Şanlıurfa sits in upper Mesopotamia, 80 km from the Syrian border. The city is a place of pilgrimage for Muslims visiting the shrine of Abraham and the sacred pools; it is simultaneously the most important site for understanding the Neolithic revolution — the transition from hunter-gatherer to agricultural societies — that happened precisely in this region between 12,000 and 8,000 years ago.

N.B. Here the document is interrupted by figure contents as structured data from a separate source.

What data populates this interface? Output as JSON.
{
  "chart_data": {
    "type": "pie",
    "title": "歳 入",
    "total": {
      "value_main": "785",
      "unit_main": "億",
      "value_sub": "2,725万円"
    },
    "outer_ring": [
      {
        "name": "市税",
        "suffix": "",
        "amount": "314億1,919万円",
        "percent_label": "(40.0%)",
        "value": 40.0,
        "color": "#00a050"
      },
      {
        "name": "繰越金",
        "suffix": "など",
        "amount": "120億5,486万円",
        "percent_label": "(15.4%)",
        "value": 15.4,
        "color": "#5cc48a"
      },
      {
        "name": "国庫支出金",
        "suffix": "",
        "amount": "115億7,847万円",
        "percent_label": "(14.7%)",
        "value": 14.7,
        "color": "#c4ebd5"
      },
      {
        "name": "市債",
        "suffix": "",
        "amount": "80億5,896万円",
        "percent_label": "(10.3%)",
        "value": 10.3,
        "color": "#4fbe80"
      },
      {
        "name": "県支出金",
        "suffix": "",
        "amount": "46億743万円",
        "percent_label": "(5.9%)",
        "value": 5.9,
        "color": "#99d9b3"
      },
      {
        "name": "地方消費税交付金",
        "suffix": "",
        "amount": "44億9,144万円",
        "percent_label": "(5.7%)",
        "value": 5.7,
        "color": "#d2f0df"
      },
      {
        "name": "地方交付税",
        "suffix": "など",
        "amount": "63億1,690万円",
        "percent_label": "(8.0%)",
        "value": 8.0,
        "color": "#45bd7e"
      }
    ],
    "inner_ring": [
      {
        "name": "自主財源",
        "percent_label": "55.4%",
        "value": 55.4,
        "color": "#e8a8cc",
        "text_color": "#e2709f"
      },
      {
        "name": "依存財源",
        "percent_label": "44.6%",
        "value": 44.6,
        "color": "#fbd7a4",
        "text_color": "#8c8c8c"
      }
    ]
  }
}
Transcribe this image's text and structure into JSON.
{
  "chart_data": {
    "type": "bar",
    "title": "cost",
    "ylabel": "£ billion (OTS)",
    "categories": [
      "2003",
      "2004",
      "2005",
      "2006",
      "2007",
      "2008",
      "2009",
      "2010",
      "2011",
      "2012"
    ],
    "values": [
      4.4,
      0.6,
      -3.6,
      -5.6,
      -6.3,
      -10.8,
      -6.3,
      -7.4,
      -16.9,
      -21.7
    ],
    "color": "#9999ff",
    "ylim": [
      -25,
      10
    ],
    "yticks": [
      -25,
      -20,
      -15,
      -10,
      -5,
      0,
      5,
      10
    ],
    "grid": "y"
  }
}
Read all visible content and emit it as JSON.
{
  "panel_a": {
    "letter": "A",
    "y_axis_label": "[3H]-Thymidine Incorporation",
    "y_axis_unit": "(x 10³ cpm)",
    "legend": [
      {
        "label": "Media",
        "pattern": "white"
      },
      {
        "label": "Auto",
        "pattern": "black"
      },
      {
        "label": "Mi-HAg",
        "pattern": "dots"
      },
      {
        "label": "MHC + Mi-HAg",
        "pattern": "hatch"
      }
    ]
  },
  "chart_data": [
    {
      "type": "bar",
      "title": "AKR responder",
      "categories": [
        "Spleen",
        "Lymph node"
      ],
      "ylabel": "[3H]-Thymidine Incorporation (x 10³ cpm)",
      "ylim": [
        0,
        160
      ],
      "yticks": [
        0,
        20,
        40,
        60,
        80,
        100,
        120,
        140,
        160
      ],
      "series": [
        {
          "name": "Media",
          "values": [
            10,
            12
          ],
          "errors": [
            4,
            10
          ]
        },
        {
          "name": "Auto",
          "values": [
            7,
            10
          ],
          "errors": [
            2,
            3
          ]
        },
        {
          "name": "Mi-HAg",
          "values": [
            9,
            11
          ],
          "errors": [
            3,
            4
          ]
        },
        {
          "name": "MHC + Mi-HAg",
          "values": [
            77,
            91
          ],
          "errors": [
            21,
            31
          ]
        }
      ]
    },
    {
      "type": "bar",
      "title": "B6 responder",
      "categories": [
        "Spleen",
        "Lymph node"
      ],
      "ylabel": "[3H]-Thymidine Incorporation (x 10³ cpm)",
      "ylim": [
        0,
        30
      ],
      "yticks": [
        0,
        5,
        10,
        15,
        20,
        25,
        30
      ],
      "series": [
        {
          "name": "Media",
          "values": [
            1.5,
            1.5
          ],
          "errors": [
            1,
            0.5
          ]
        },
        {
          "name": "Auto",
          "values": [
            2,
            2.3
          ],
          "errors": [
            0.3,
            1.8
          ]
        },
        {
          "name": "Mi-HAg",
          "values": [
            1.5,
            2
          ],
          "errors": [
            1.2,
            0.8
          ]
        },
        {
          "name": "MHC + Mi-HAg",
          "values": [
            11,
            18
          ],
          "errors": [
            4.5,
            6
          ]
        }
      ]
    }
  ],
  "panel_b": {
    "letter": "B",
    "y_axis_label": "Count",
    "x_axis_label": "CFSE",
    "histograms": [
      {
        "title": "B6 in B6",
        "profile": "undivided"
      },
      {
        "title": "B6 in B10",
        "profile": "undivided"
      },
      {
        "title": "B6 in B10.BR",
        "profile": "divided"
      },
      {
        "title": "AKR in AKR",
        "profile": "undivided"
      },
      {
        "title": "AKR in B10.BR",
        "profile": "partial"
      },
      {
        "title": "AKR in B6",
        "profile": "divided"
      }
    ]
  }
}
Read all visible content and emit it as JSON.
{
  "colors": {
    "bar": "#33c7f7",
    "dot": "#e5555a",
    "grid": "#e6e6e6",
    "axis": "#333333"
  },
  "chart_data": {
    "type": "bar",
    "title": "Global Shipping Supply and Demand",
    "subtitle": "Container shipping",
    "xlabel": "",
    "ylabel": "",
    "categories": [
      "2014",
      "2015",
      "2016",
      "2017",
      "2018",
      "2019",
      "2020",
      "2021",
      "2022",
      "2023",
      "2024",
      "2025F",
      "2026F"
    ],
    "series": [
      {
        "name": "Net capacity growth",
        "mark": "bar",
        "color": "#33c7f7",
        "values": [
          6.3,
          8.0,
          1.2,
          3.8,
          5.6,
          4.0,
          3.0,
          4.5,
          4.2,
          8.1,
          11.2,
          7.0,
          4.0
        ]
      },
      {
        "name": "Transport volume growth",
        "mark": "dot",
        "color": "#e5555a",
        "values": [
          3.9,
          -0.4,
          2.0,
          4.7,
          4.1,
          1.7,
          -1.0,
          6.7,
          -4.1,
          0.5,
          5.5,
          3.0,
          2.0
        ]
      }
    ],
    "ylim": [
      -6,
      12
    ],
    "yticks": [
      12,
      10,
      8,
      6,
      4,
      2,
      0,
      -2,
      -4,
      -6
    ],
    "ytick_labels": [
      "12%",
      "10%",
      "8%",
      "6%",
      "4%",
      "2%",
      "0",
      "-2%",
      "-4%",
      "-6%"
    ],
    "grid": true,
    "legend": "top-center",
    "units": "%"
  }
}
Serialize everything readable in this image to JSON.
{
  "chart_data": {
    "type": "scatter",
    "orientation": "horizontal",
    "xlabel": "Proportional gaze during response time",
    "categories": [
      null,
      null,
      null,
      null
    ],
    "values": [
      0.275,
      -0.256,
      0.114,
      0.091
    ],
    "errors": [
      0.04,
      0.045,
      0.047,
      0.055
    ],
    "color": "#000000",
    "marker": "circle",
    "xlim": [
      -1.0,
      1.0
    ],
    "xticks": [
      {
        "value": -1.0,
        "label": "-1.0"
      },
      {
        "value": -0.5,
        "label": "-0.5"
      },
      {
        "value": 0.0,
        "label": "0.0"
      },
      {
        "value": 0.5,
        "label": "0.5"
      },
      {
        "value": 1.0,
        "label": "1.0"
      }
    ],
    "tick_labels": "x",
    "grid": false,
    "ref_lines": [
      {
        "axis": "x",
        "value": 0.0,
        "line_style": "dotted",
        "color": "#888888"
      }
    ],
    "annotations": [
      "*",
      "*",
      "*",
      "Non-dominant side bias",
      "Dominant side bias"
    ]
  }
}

The Şanlıurfa Museum (opened 2015) is one of Turkey’s finest: its Göbekli Tepe gallery contains the actual excavated artefacts including the famous “Urfa Man” — the oldest known life-size human sculpture (9,000 BCE). Visit the museum before Göbekli Tepe for context that transforms the site experience.
- Region
- Southeastern Anatolia / Upper Mesopotamia
- UNESCO Site
- Göbekli Tepe — inscribed 2018
- Key tradition
- City of Abraham — venerated by Islam, Christianity, Judaism
- Known for
- Göbekli Tepe, Balıklıgöl, Halfeti, lahmacun, çiğ köfte
Göbekli Tepe (UNESCO)
Göbekli Tepe, 15 km northeast of Şanlıurfa, is the most important archaeological discovery of the 20th century: monumental stone temples built between 9600 and 7000 BCE by hunter-gatherers who had not yet developed agriculture, pottery or writing. The “T”-shaped limestone pillars (up to 5.5 m tall, 20 tonnes each) are decorated with relief carvings of animals — foxes, lions, snakes, vultures, scorpions — that constitute the oldest known figurative sculpture program. The implication: organised religion and monumental construction preceded and possibly caused the Neolithic revolution, reversing the assumed sequence of human development. Only 5% of the site has been excavated. Allow 2–3 hours; the on-site shelter and walkways allow close viewing of the exposed enclosures.
Balıklıgöl
Balıklıgöl (Halil-ür Rahman Mosque pond) is the most venerated Islamic site in Şanlıurfa — the sacred pool where, according to tradition, King Nimrod threw Abraham into a fire after the patriarch smashed the idols, and where God turned the fire into water and the burning coals into sacred carp. The carp cannot be touched; to catch one is believed to cause blindness. The two ornamental pools (Halil-ür Rahman and Aynzeliha) are surrounded by colonnaded gardens, mosques and the Şanlıurfa Castle cliff. The atmosphere is peaceful and multi-faith — Turkish Muslims, Kurdish pilgrims, and international visitors mix quietly around the fish-filled pools.
Halfeti
Halfeti, 90 km west of Şanlıurfa on the Euphrates, is an extraordinary destination: an old town submerged beneath the Birecik Dam in 2000 (its minarets still visible above the water surface), and a new town built above. Boat trips from the new Halfeti ferry pier navigate through the flooded old village streets, past the submerged mosque, through rocky Euphrates gorges to the isolated island fortress of Rum Kalesi. Halfeti is also famous for its unique black roses — a rose variety that grows only here, appearing dark red to near-black in autumn.
Harran
Harran, 50 km south of Şanlıurfa, is one of the world’s oldest continuously inhabited settlements — mentioned in the Bible (Genesis 11) as the city where Abraham’s family settled after leaving Ur. The site features the ruins of the world’s first Islamic university (9th century), the Ulu Cami with its distinctive square minaret, a Crusader castle, and the extraordinary beehive houses — conical mud-brick domed dwellings whose design has been unchanged for 3,000 years and remain adapted to the extreme summer heat.
Şanlıurfa in pictures
Frequently asked questions
Şanlıurfa
3Fly from Istanbul to Şanlıurfa GAP Airport (1.5–2 hrs, several daily flights). The airport is 35 km from the city centre; taxis are the practical option. Şanlıurfa is also reachable from Gaziantep by bus (2.5 hrs) and Diyarbakır (2.5 hrs) — these cities are often combined on a southeastern Anatolia circuit.
Plan 2–3 hours minimum. The site is large with multiple excavated enclosures; the on-site shelter covers the main circular enclosures (Enclosures A–D), while newer excavations are visible from viewing platforms. The companion Göbekli Tepe Gallery in the Şanlıurfa Museum (visit this first) takes another hour. Together they make a full morning.
Yes — Şanlıurfa city and all major tourist sites (Göbekli Tepe, Balıklıgöl, Halfeti, Harran) are completely safe. The city receives hundreds of thousands of visitors annually including many international tourists. The Syrian border is about 80 km south; the tourist circuit stays well north of border areas.